Amigas e minha ex-namorada indagam-me por que nunca tenho dinheiro. Não, esse texto não é uma revelação. Se me endividei foi pois que caí nas armadilhas do sistema financeiro. Hoje não tenho mais cheque-especial, aperitivo que custa caro. Cartões de crédito estão em dia. Restam dois empréstimos a serem quitados em vinte e quatro meses, onde algumas parcelas já foram pagas. Meu nome segue limpo como sempre. Poucas vezes fui negativado. Minha nota de crédito é boa.

Sem vícios, o que me levou às dívidas foram meus desmandos nas finanças pessoais. Basicamente: gastar mais do que eu ganhava. O problema jamais foi ganhar pouco.

Vendi meu carro há cinco meses. Falta uma parcela.
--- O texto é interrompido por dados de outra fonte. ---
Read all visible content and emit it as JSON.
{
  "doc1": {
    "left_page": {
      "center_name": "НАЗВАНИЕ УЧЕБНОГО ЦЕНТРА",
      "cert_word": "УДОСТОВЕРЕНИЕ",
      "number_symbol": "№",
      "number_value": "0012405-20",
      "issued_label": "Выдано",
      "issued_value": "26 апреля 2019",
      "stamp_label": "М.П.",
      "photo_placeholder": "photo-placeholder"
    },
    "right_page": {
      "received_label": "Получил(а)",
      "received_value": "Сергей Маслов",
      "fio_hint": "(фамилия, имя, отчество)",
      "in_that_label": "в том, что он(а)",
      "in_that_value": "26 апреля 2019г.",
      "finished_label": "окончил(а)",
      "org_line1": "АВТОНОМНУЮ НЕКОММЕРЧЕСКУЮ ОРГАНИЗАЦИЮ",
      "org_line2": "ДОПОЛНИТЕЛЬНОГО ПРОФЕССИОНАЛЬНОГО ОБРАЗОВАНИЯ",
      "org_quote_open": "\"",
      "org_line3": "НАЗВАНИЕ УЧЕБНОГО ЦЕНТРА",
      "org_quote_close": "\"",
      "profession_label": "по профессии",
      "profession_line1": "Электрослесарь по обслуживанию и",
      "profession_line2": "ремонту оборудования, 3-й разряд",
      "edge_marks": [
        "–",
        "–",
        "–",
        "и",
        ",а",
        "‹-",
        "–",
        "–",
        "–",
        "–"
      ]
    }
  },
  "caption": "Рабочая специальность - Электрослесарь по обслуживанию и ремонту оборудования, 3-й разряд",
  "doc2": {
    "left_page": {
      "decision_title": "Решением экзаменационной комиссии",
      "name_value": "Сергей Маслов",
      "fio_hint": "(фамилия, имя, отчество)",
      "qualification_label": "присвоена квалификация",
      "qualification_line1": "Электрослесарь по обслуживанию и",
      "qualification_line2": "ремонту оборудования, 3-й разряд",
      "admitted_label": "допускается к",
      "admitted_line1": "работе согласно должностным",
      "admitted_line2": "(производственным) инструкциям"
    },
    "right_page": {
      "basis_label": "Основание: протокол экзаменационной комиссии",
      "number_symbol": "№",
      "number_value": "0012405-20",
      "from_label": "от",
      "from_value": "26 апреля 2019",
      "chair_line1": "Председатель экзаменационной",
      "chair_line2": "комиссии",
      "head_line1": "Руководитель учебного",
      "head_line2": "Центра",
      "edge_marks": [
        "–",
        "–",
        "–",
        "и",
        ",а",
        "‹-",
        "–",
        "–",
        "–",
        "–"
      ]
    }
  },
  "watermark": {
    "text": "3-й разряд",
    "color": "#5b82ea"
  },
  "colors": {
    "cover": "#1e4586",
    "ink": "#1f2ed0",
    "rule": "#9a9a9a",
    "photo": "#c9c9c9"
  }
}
Dentre inúmeros prejuízos, nada se compara à compra do carro, cujo financiamento custou-me parte do meu FGTS inativo, sem o qual não teria conseguido quitar o financiamento. Juros à flôr da pele. Arrancaram-me o couro.

Hoje passo em frente à uma mecânica e me alivio. Já não deixo parte do meu salário para os mecânicos. O mesmo sinto em relação aos postos de combustíveis, cujos gastos com gasolina eram semanais.
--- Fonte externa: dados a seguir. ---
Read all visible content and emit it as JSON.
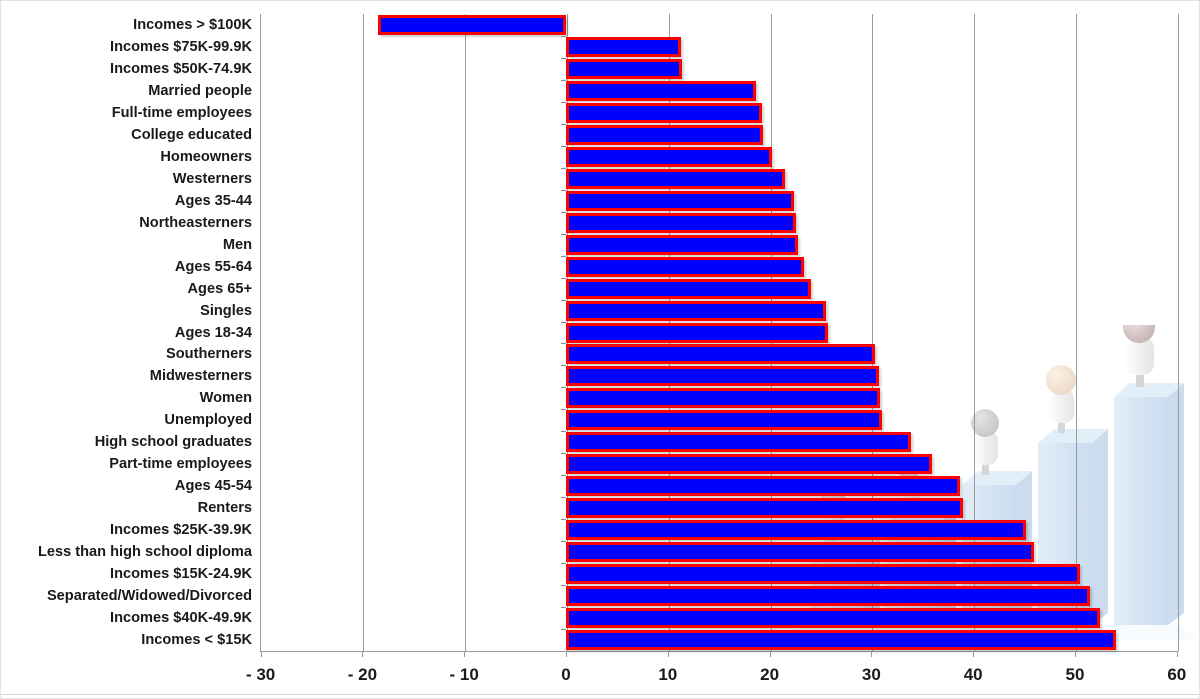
{
  "chart_data": {
    "type": "bar",
    "orientation": "horizontal",
    "title": "",
    "subtitle": "",
    "xlabel": "",
    "ylabel": "",
    "xlim": [
      -30,
      60
    ],
    "xticks": [
      -30,
      -20,
      -10,
      0,
      10,
      20,
      30,
      40,
      50,
      60
    ],
    "xticklabels": [
      "- 30",
      "- 20",
      "- 10",
      "0",
      "10",
      "20",
      "30",
      "40",
      "50",
      "60"
    ],
    "grid": true,
    "grid_axis": "x",
    "legend": "none",
    "bar_fill_color": "#0000FF",
    "bar_border_color": "#FF0000",
    "gridline_color": "#9A9A9A",
    "categories": [
      "Incomes > $100K",
      "Incomes $75K-99.9K",
      "Incomes $50K-74.9K",
      "Married people",
      "Full-time employees",
      "College educated",
      "Homeowners",
      "Westerners",
      "Ages 35-44",
      "Northeasterners",
      "Men",
      "Ages 55-64",
      "Ages 65+",
      "Singles",
      "Ages 18-34",
      "Southerners",
      "Midwesterners",
      "Women",
      "Unemployed",
      "High school graduates",
      "Part-time employees",
      "Ages 45-54",
      "Renters",
      "Incomes $25K-39.9K",
      "Less than high school diploma",
      "Incomes $15K-24.9K",
      "Separated/Widowed/Divorced",
      "Incomes $40K-49.9K",
      "Incomes < $15K"
    ],
    "values": [
      -18.5,
      11.3,
      11.4,
      18.7,
      19.3,
      19.4,
      20.2,
      21.5,
      22.4,
      22.6,
      22.8,
      23.4,
      24.1,
      25.5,
      25.7,
      30.4,
      30.7,
      30.8,
      31.0,
      33.9,
      36.0,
      38.7,
      39.0,
      45.2,
      46.0,
      50.5,
      51.5,
      52.5,
      54.0
    ]
  },
  "background_art": {
    "name": "3d-bar-chart-with-people",
    "bar_color": "#8FB8E0",
    "figure_count": 5,
    "head_colors": [
      "#A9A9A9",
      "#C88C98",
      "#8C8C8C",
      "#E8B98E",
      "#7B4A4A"
    ]
  }
}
Dei esse conselho à Sayuri: não comprar um carro. Indiquei-lhe adquirir dois imóveis e ganhar com locação. Ela recebeu com desesperança tal indicação. Sua carência e a preocupação com o futuro eram detalhes que não me escapavam. 

Mas o que marcou foi uma revelação quanto à solidão que elas vivem. "Ganhamos dinheiro, mas não temos vida social". A carência dói nelas. "A vida é dura". Pensemos: elas têm clientes e poucos amigos. O grau de desconfiança delas é grande. No fim, nós clientes somos os vilões e ainda deixamos nosso dinheiro. Mas nem sempre é assim.
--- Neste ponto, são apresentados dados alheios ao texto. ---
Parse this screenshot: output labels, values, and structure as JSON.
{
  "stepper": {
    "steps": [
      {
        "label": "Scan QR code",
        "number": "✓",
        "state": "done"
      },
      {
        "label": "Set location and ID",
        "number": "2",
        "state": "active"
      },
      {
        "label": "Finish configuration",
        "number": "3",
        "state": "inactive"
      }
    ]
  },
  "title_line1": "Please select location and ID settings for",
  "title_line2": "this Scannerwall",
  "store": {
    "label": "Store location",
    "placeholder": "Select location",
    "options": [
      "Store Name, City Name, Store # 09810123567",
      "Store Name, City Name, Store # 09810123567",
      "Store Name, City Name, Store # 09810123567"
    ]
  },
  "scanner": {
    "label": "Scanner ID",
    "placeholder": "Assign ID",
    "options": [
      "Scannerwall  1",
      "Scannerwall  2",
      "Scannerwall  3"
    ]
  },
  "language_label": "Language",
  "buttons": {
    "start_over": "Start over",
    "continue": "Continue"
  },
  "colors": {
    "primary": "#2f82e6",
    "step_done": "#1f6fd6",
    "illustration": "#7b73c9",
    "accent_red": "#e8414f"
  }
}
Sayuri não me contou muitas histórias porque não as pedi. Mas houve alguns tira-gostos. Um que chorou o término com a namorada. Outro que perdeu a virgindade aos 40. E até aquele hóspede do hotel que desceu para passar uma camisa e teve cinco minutos com Sayuri. 

Hoje, madrugada de terça-feira. Há pouco e conversava com Sayuri por meio de  mensagens instantâneas. Prometi retornar no início de outubro. Ela cobrou-me um poema. Os problemas são que não me recordava da promessa e não sou poeta. De forma que, criei uma dívida impagável. Se serve esta crônica, muito bem. 

A esta hora, duas da manhã, como me despedir do leitor? Seria boa noite, bom dia? Não sei. Não importa. Apenas me despeço por agora. 



Suspeitos de amarelo

sexta-feira, julho 05, 2019 · 0 comentários




Catraca da estação Jd. S. Paulo. Metrô. Casal branco de camiseta da "selecinha" brasileira. O homem branco disse algo sobre o Moro para a metroviária, que optou pelo silêncio e simpatia no rosto. Deve ser petista, disse o homem branco de amarelo. E completou: "Pela cara...". Sua esposa nada respondeu, acompanhando-o como provavelmente sempre faz.

Ele olhou-me.  Mantive a cabeça erguida com os olhos adiante. O casal de branco e de amarelo desceu uma escada. Eu desci outra.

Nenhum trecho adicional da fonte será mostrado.